No conformes con eso, las autoridades locales extienden permisos de construcción-destrucción sin que el estudio de impacto ambiental cumpla los requisitos, con la inexistencia de un estudio de impacto vial y varias irregularidades más. Además, se descubrió que en el predio había vestigios arqueológicos olmecas de gran importancia que podrían generar valiosa información sobre las primeras culturas que poblaron Cuauhnáhuac.

Tras dos años de lucha ciudadana intensa en defensa del Casino de la Selva, solicitando la expropiación del predio y el rescate del lugar para convertirlo en un gran parque donde se instalara la Universidad Internacional de las Artes (pública por supuesto), la “solución al conflicto” (aplicada por la autoridad en contubernio y apoyo irrestricto a los empresarios), fue una represión en la que más de 800 elementos policíacos de diversas corporaciones agredieron y detuvieron a quienes se manifestaban en contra de la destrucción del sitio.

Veintinueve personas fuimos a dar a la cárcel acusadas de “sabotaje, asonada o motín, obstrucción de vías de comunicación, resistencia de particulares”. Y más allá de los delitos imputados, las declaraciones de las autoridades eran de que se trataba de “desestabilizadores sociales, opositores al buen gobierno panista y gente ligada a grupos peligrosos (como los de Atenco) y hasta, posiblemente, con nexos con la guerrilla”.

Fueron dos años y medio de juicio (y de ir a firmar cada semana a Atlacholoaya) para que saliera la sentencia absolutoria en razón de que: “Ni hubo delitos que perseguir ni la persona que interpuso la denuncia tenía las facultades para hacerla (el ex síndico procurador) Aún así, la autoridad apeló la sentencia y fue otro año el que pasó para que se ratificara esa sentencia absolutoria y quedara en firme.

Hoy, a cinco años de esa represión, pareciera que las autoridades están dispuestas a repetir la misma historia.

Los errores o los contubernios son los mismos, la prioridad y el apoyo irrestricto es para los empresarios, el medio ambiente no les importa un cacahuate, y la gente que defiende el agua, el medio ambiente y se opone al proyecto son: “desestabilizadores sociales, opositores al buen gobierno panista y gente ligada a grupos peligrosos (como los de Atenco) y hasta, posiblemente, con nexos con la guerrilla”. Ahora, también le sumaron su “peligrosa relación con la gente de la APPO”.

Sin embargo, en el actual conflicto, las autoridades declararon hace poco que se atendrían a la resolución que diera el Contencioso y, justamente ahorita, acaba de salir la suspensión de la obra.
¿Acatarán la resolución? ¿Sostendrán su palabra?, o buscarán alguna otra artimaña y volverán a aplicar la “Ley del garrote”.

Es un momento en el que el actual gobierno puede marcar la diferencia con sus antecesores y actuar correctamente.

La moneda está en el aire sobre lo que hará la autoridad.

La razón se la acaban de dar a la lucha de los 43 pueblos.
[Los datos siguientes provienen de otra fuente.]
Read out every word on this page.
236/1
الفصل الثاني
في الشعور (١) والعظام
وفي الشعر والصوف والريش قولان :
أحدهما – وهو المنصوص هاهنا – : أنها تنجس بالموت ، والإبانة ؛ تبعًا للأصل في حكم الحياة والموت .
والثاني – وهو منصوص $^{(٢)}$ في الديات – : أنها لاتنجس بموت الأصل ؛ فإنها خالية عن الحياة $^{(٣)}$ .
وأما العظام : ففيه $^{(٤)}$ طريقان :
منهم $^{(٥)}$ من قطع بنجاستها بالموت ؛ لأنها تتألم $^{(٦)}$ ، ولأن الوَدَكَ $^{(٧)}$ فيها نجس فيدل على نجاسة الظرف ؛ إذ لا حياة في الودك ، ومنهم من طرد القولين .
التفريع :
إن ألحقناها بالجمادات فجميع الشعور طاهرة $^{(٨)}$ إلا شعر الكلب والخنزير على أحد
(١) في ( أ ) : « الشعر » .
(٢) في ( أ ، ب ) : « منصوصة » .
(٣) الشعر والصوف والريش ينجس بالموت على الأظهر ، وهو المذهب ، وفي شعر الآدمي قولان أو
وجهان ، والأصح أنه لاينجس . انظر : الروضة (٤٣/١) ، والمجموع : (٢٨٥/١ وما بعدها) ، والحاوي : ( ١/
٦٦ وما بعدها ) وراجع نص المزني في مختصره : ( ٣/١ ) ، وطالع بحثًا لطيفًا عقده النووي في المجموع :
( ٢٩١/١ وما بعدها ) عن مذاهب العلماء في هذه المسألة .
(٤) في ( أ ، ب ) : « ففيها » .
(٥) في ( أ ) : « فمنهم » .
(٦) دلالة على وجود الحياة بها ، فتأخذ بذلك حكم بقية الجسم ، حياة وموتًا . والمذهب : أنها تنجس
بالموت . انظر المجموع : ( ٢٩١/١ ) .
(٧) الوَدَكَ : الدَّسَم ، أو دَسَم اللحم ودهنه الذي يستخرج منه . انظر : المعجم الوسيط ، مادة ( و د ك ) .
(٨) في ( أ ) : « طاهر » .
La gente, la ciudadanía organizada tiene la fuerza de la ley en sus manos.

Lo que no está “volando” es la firmeza de los pueblos y de la gente con convicciones que en La Ciénega, como en el caso del Casino de la Selva, gritó y seguirá gritando: “Más vale morir de pie que vivir de rodillas”.

Aprovecho para mandar un abrazo solidario al compañero y amigo Eolo Pacheco, así como al compañero Iván Santiaguillo.

Existen muchos intereses que quisieran acabar con la libertad de expresión y con el derecho a la información.

Sin embargo, habemos quienes siempre estaremos dispuestos a seguir diciendo todo lo que hay que decir, le duela a quien le duela.

Hoy, más que nunca, es momento de unirnos como gremio y de sumarnos a las luchas de la sociedad con el compromiso pleno de nuestras plumas y micrófonos.